The other day I needed to transfer some 100 meg of files from a Linux system to a Windows XP system. I thought of perhaps burning them on CD but I didn't see wasting a CD for a one-off transfer. The computers weren't networked, so that wasn't available. But I have a digital camera, I plugged the USB connector into the Windows XP box and I now had a 512 megabyte portable hard drive. I then unplugged it and plugged it into the Linux system and Lindows immedicately brought it up on the desktop, a performance even better than Windows since it only appears inside 'My Computer.'
But it kind of dawned on me that the format of the camera is the FAT32 file system from Windows 9X, that is recognized by both Windows and Linux. And I don't think there is anything else which will work as a hard drive format on all major PC operating systems.
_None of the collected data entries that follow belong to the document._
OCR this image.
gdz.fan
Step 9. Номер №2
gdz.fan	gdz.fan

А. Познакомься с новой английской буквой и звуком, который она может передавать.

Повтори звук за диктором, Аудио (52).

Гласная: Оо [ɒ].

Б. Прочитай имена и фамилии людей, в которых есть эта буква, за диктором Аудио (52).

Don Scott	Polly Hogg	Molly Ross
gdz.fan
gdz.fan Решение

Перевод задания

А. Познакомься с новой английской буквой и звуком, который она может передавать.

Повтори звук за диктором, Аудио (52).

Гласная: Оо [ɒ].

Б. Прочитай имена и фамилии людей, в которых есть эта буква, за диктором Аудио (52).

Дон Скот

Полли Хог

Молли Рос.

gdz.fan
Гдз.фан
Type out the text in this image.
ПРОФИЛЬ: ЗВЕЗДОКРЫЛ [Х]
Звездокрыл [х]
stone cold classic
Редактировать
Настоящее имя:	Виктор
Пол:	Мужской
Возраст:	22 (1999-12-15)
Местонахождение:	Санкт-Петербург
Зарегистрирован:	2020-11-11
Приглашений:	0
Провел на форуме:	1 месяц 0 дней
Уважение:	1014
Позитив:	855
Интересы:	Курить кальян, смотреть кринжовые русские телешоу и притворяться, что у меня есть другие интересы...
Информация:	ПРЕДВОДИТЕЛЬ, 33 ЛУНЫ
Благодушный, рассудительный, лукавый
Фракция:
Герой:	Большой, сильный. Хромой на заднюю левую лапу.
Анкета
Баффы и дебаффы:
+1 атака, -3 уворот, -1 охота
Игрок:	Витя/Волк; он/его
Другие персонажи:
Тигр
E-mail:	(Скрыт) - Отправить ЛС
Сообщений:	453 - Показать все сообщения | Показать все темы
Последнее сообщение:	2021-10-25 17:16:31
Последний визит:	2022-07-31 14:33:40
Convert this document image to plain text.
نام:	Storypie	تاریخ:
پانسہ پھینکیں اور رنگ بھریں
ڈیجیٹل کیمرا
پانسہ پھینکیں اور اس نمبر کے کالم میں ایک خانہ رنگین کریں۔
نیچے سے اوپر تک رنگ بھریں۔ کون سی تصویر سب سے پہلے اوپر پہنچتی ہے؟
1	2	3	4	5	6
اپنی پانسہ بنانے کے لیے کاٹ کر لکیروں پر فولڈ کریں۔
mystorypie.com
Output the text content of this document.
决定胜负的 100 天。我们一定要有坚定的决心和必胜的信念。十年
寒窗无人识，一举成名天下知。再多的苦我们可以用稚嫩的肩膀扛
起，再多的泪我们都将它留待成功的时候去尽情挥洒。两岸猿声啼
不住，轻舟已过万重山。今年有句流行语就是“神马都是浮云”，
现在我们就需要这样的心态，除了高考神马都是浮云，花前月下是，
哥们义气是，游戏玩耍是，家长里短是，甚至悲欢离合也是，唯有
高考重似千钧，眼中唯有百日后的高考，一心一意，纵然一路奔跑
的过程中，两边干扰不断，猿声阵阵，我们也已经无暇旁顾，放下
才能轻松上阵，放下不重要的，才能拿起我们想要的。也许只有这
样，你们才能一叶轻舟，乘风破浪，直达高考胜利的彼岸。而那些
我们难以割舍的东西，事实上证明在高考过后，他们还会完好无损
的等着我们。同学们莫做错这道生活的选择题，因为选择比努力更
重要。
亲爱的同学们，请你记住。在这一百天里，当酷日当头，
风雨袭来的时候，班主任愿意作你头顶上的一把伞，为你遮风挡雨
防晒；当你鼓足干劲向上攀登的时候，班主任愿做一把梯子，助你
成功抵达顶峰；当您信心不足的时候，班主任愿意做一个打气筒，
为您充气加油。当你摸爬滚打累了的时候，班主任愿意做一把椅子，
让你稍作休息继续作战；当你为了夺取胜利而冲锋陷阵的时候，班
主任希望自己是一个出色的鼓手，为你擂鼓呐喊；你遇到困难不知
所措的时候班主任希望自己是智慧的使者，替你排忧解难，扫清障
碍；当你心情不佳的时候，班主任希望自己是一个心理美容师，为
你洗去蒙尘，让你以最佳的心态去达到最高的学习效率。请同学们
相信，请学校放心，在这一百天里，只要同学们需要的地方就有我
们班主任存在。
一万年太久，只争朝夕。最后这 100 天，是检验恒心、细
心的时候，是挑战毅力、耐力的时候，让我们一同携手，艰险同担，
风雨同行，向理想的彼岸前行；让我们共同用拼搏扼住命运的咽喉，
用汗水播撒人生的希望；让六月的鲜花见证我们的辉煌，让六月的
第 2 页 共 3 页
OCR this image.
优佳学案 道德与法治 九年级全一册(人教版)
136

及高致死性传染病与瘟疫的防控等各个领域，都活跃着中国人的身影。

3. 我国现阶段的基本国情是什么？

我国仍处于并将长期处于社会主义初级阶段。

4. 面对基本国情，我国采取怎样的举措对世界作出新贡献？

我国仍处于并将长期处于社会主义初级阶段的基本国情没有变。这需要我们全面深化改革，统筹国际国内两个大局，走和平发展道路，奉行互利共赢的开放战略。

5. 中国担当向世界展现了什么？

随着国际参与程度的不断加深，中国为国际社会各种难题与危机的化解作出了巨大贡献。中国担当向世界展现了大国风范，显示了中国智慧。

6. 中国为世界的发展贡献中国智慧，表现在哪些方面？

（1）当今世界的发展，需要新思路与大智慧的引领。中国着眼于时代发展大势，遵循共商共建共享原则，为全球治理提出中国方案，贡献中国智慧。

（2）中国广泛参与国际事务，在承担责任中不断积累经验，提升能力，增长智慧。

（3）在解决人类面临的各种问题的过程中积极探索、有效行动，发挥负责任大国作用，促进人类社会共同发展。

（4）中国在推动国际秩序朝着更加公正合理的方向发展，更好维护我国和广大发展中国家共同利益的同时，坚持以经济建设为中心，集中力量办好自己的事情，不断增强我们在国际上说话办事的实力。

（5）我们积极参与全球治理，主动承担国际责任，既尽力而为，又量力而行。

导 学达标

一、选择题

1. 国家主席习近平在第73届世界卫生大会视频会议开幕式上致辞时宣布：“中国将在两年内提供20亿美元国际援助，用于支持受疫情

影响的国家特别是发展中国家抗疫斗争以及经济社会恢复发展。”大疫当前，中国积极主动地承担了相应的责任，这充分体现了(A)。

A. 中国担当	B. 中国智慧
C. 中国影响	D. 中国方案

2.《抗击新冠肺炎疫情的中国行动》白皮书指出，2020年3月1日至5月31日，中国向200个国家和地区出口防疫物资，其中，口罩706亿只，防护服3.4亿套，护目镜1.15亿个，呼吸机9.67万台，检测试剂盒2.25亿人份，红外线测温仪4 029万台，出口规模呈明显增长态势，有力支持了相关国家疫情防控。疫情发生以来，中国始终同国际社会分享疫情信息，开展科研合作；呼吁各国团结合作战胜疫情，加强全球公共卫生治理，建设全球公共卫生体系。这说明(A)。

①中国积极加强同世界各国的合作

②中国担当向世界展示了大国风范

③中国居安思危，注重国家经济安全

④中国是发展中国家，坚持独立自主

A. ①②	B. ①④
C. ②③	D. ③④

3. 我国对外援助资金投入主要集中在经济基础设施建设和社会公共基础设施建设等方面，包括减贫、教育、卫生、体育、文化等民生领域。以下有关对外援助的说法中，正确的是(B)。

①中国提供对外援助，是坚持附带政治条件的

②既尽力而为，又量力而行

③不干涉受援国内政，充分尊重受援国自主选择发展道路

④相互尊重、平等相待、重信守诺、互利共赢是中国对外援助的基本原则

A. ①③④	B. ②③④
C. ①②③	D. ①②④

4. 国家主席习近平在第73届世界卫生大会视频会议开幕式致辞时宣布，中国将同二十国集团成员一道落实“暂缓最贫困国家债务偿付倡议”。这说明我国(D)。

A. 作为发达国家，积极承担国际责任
Flash forward a few weeks, and for inexplicable reasons one of the Windows XP systems goes bad, the drive will not boot on XP and recovery doesn't work; I'll have to obtain recovery disks from the manufacturer which will take a few days. Well, in the mean time, I wanted to get access to a different drive in that machine, and I thought I could just pull that drive and mount it in another box, either Windows ME or Linux, only the partition is NTFS, the default for Windows XP. You can't use an NTFS partition under Windows ME or any earlier version not an NT derivative, nor is there write capability under any non-Microsoft operating system for NTFS.
There is also, as far as I know, no capacity to use EXT3 or ReiserFS on non-Linux (non-BSD etc.) operating systems.
So, let me ask, am I correct, if someone wants to have a hard drive they can move anywhere, or mount in a USB external drive carrier, the only type of drive format that is universal is the MS-DOS FAT32 file system, is this correct?
Or am I wrong, and there are freely available Ext3 or ReiserFS file system drivers for Windows systems or that they have created transparent NTFS read/write drivers for Linux and other systems?